Часть 14. Ох уж эти дети. Свекровь - родная кровь

14.  Свекровь – родная кровь   

    Жизнь  идёт,  ты  взрослеешь,  твоя  дочь  подрастает,  влюбляется, и ты, как это ни странно, становишься тёщей. Той самой, о которой в народе так любят сочинять  анекдоты.  Уже никто не веселит людей байками о Чапаеве с  ординарцем Петькой, о Хрущёве и Брежневе, а тема о тёще  и  свекрови вечна, как сама любовь. Редкая мать может объективно относиться к человеку, который встал между  нею  и её любимым ребёнком. Отсюда и разные заморочки.
    Мой любимый анекдот. В Питере у одного еврея  умирает тёща. Ему звонят из еврейской диаспоры и  предлагают помощь в её захоронении на священной  израильской земле.
– Нет. Спасибо, не надо.
– Ви таки не поняли, мы предлагаем бесплатно   транспортировать  тело самолётом.
– Нет. Спасибо, не надо.
– Ваша тёща была уважаемый человек. Всю  организацию похорон мы берём на себя. Шикарный гроб,  достойное место, поминальный обед.
– Нет. Спасибо, не надо.
– А ви точно еврей?! Сказать, что ви нас удивляете,  это не сказать ничего! Хорошо, ещё бесплатный перелёт  вашей семьи и родственников туда и обратно!
– Я благодарен вам за шикарное предложение, но  дело, видите ли, в том, что на  вашей  священной  земле  один  таки воскрес.

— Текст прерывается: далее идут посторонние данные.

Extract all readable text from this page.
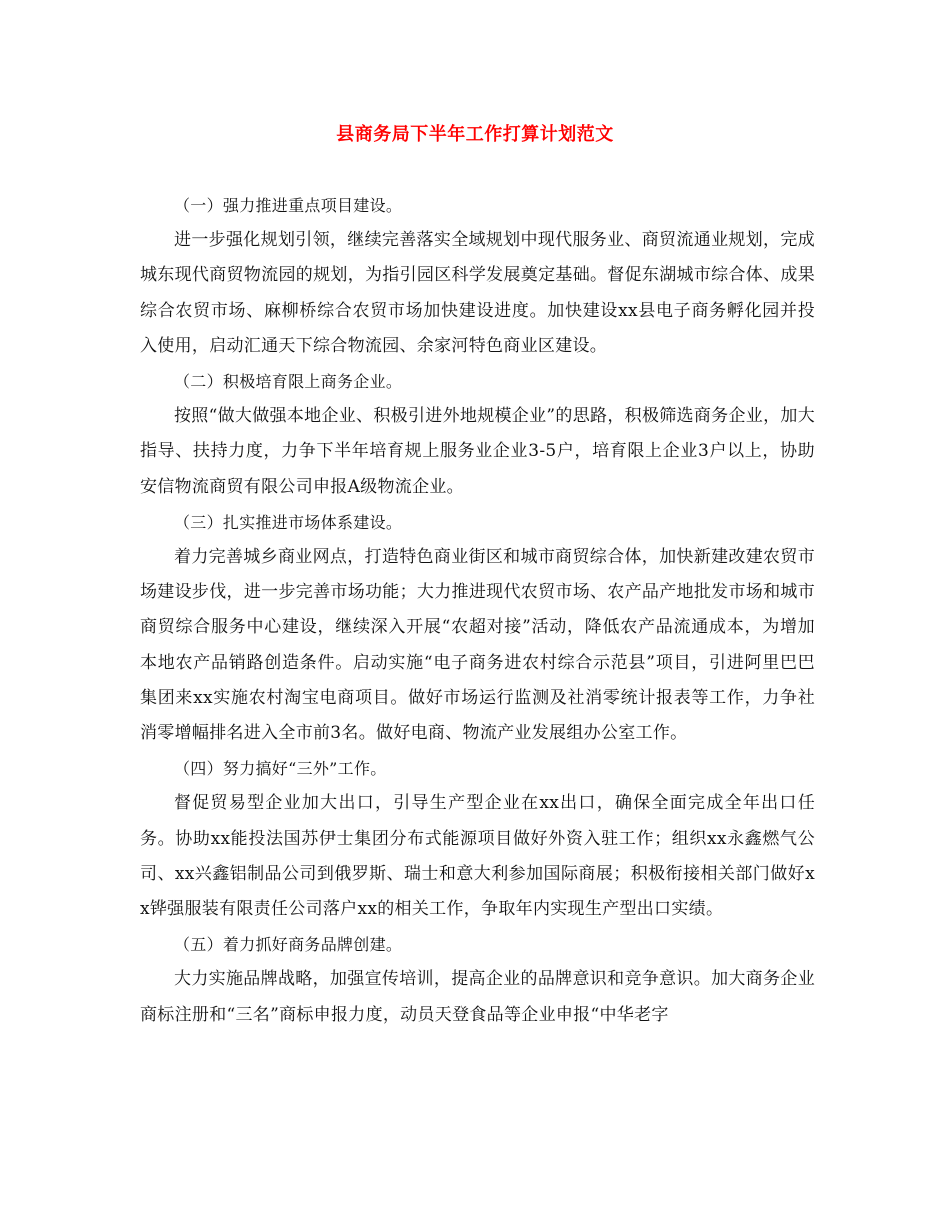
县商务局下半年工作打算计划范文

（一）强力推进重点项目建设。

进一步强化规划引领，继续完善落实全域规划中现代服务业、商贸流通业规划，完成城东现代商贸物流园的规划，为指引园区科学发展奠定基础。督促东湖城市综合体、成果综合农贸市场、麻柳桥综合农贸市场加快建设进度。加快建设xx县电子商务孵化园并投入使用，启动汇通天下综合物流园、余家河特色商业区建设。

（二）积极培育限上商务企业。

按照“做大做强本地企业、积极引进外地规模企业”的思路，积极筛选商务企业，加大指导、扶持力度，力争下半年培育规上服务业企业3-5户，培育限上企业3户以上，协助安信物流商贸有限公司申报A级物流企业。

（三）扎实推进市场体系建设。

着力完善城乡商业网点，打造特色商业街区和城市商贸综合体，加快新建改建农贸市场建设步伐，进一步完善市场功能；大力推进现代农贸市场、农产品产地批发市场和城市商贸综合服务中心建设，继续深入开展“农超对接”活动，降低农产品流通成本，为增加本地农产品销路创造条件。启动实施“电子商务进农村综合示范县”项目，引进阿里巴巴集团来xx实施农村淘宝电商项目。做好市场运行监测及社消零统计报表等工作，力争社消零增幅排名进入全市前3名。做好电商、物流产业发展组办公室工作。

（四）努力搞好“三外”工作。

督促贸易型企业加大出口，引导生产型企业在xx出口，确保全面完成全年出口任务。协助xx能投法国苏伊士集团分布式能源项目做好外资入驻工作；组织xx永鑫燃气公司、xx兴鑫铝制品公司到俄罗斯、瑞士和意大利参加国际商展；积极衔接相关部门做好xx铧强服装有限责任公司落户xx的相关工作，争取年内实现生产型出口实绩。

（五）着力抓好商务品牌创建。

大力实施品牌战略，加强宣传培训，提高企业的品牌意识和竞争意识。加大商务企业商标注册和“三名”商标申报力度，动员天登食品等企业申报“中华老字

Нет, пусть лучше здесь лежит.
    Моя бабушка Анна, думаю, очень скоро поняла, что  во имя создания семьи толкнула свою старшую дочь на настоящую Голгофу. Зять Алексей оказался человеком  жестоким, доставалось от него и жене, и тёще. Чуть что –  сразу в драку, за нож. А выгнать его не решались: боялись,  опять же, что люди-то скажут. Да и мог он уговаривать,  когда доходило до горячего, ещё тот был манипулятор.
    Приезжала к нам бабушка в гости редко и каждый раз не могла нарадоваться на моего отца.
– Повезло тебе, дочь, – говорила она маме, – ох как  повезло! Такой уж он у тебя обходительный, всё мамашей  меня величает. И разговорчивый, и чистюля. А Алексей-от  на двор сходит, рук не помоет, так за стол и садится. Я с им  исть-то брезгаю, право слово.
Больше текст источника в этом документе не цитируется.